According to CNN Money, this isn't exactly true. Apparently, we CAN count on Social Security to be around in some capacity. Says CNN:
"Despite what you may hear about the system going broke, the funds from workers' payroll taxes will cover all retirees' payments until 2016 even if no changes are made to the current program. After that the Social Security Administration can cover full benefits until 2037 by cashing in its Treasury bonds from the Social Security trust fund. And when the bonds run out, income from payroll taxes would be enough to cover about 75% of payments for decades.
That said, the government is looking at ways to shore up the system. President Obama has talked about imposing Social Security payroll taxes on income over $200,000 (currently, earnings over $106,800 are exempt). Other possible fixes: upping payroll taxes, raising the retirement age, and scaling back payments in some way.
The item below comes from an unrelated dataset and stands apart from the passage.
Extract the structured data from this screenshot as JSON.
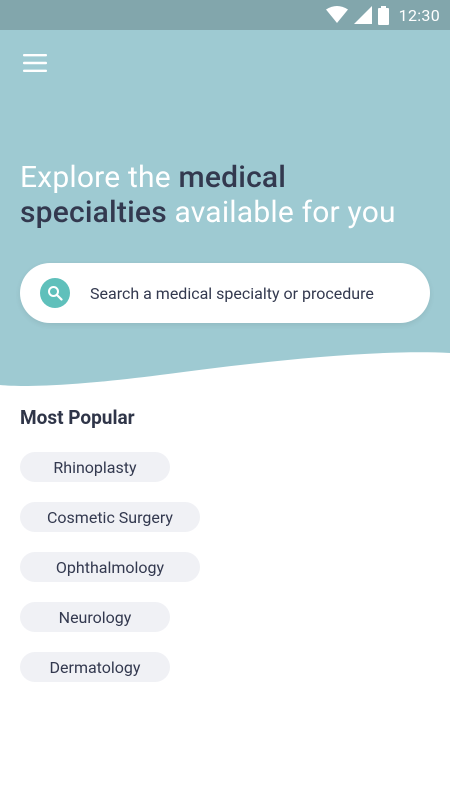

The good news for anyone in or near retirement: "People 55 and over are likely to see no change or just a marginal change in benefits," says actuary Bruce Schobel, who worked on the commission headed by Alan Greenspan nearly 30 years ago that fixed the system (at least until now). But younger workers can rest assured that drastic cuts are unlikely."
Good news!





That is good news. Of course, most Gen Y's will still plan their retirement without taking Social Security into account, which I think is a good thing.
Posted by: Donnie | October 12, 2009 at 02:06 PM
@Donnie: If they're planning their retirement at all, that's good news to me!
Posted by: Alexandra Levit | October 14, 2009 at 02:07 AM
"But younger workers can rest assured that drastic cuts are unlikely" is ABSOLUTELY UNTRUE.
The rub is this: "[After 2016] the Social Security Administration can cover full benefits until 2037 by cashing in its Treasury bonds from the Social Security trust fund."
But where does the money to "cash in" the bonds come from?
It either comes from general Federal tax revenues, displacing other spending, or it comes from "rolling over" the debt - which displaces other lending to the gov't for budget items.
In other words, to fund younger workers' retirement, we'll have to a) cut spending on non-retirement programs, b) raise taxes, c) reduce retirement benefits or d) increase the rate of inflation but not adjust the benefits to reflect that.
There are practical limits on how far we can go with a) or b), which means that we're probably going to get c) or d), and d) is just c) in disguise.
Posted by: Michael Herdegen | October 14, 2009 at 06:39 PM
@Michael: Thanks for the additional information. I knew there was more to the story here!